Best Books on Investing

Investing is one of those areas that tend to stir-fry the emotions because it deals with money. But it doesn’t have to be that way. There are three ways you can avoid or reduce this stir-fry of emotions – (1) skip Investing, (2) have wealth manager manage it for you, or (3) be a learned person and do it yourself with emotions on checks & balances. Of course, your best bet to financial freedom is to mix 2 and 3. In either case it makes sense to learn from the best teachers out there on this topic.

We have compiled a list of Best of the Best books on Investing so you can sharpen your edge when it comes to investing with your money.


The Intelligent Investor

by Benjamin Graham

Here’s a book by the Father of Value Investing.
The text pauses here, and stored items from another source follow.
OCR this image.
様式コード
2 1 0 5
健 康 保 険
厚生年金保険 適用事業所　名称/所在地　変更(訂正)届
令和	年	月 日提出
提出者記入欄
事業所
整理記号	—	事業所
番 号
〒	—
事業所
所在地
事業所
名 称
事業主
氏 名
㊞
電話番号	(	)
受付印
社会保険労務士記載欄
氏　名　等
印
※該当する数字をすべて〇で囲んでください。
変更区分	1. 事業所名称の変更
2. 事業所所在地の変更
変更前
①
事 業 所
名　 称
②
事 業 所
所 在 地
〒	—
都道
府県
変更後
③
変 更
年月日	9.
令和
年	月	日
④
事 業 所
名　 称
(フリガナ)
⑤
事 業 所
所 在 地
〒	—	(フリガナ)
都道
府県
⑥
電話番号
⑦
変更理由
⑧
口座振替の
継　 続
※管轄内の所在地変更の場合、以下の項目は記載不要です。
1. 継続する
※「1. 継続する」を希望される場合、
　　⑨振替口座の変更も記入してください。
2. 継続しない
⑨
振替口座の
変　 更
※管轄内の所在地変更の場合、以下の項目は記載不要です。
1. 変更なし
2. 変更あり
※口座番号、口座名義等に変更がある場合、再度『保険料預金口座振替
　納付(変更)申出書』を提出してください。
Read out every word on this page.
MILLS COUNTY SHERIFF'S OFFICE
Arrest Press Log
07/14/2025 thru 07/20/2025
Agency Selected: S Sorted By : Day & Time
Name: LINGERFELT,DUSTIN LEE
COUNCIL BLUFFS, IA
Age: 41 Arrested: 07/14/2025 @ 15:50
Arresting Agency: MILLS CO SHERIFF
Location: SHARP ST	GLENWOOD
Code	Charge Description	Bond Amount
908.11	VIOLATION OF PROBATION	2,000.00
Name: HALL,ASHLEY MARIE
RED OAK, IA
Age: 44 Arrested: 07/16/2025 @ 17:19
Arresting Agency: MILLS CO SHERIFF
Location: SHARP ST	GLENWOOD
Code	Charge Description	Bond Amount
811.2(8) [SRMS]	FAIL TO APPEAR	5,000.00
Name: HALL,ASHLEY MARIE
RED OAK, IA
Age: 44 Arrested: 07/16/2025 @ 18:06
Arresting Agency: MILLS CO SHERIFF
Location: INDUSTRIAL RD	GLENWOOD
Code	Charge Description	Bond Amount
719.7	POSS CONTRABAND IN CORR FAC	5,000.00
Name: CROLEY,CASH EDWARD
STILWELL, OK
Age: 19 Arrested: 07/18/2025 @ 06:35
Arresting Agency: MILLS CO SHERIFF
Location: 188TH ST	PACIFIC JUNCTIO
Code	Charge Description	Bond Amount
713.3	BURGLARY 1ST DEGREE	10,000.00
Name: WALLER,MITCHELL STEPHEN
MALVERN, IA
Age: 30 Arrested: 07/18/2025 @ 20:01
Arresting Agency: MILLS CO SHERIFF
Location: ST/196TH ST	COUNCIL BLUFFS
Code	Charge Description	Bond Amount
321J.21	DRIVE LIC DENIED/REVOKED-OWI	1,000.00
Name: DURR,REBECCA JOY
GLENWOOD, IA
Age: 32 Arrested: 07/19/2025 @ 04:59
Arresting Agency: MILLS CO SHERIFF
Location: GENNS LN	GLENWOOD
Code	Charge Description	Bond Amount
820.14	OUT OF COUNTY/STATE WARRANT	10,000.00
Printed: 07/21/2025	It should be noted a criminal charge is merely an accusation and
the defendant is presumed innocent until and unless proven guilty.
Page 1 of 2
Benjamin Graham taught people worldwide how to evaluate stocks based on underlying “value”, which shields investment from market’s unpredictable (and often unreasonable) fluctuations.
One of most notable student of Benjamin Graham – Warren Buffett – is also one of the richest person in the world.


One Up on Wall Street

by Peter Lynch

One of the most successful money managers – Peter Lynch – offers in this book his philosophy of picking stocks. He strongly believes we can pick home-runners by paying attention to every walk of life and applying certain rules to filter the best and discard rest.


A Random Walk Down Wall Street

by Burton Malkiel

This should among the first few books that you buy on Investing. The book provides a perspective on how unpredictable and (ironically) inefficient in its own way the market truly is. The book also shows the value of Index Investing and how it can put checks & balances on risks.
Even if you are a not a big fan of Index Investing you will learn few important characteristics of the market.


The Little Book of Common Sense Investing

by John C. Bogle

Another book that focuses on Index Fund Investing. Bogle has extensive amount of data to support his advise. He strongly puts the case that trying to beat market is simply foolish and success at that could be lucky at best.
Again even if you are not a big proponent of Index Fund based investing, you could still find the case presented by Bogle quite convincing. Absolutely worth a read.


How to Make Money in Stocks

by William J. O’Neil

This book focuses on Growth Stocks Investing. Mr. O’Neil created a system called CANSLIM that helps evaluate and select exceptional performers in recent times – irrespective of whether market is in good time or bad time.
The CANSLIM method evaluates several aspects of the stock (and the company behind it) – like Earnings & Sales increase, Newer (Products or Management), Industry ranking, Institutional Sponsorship, etc. There is a lot to learn here.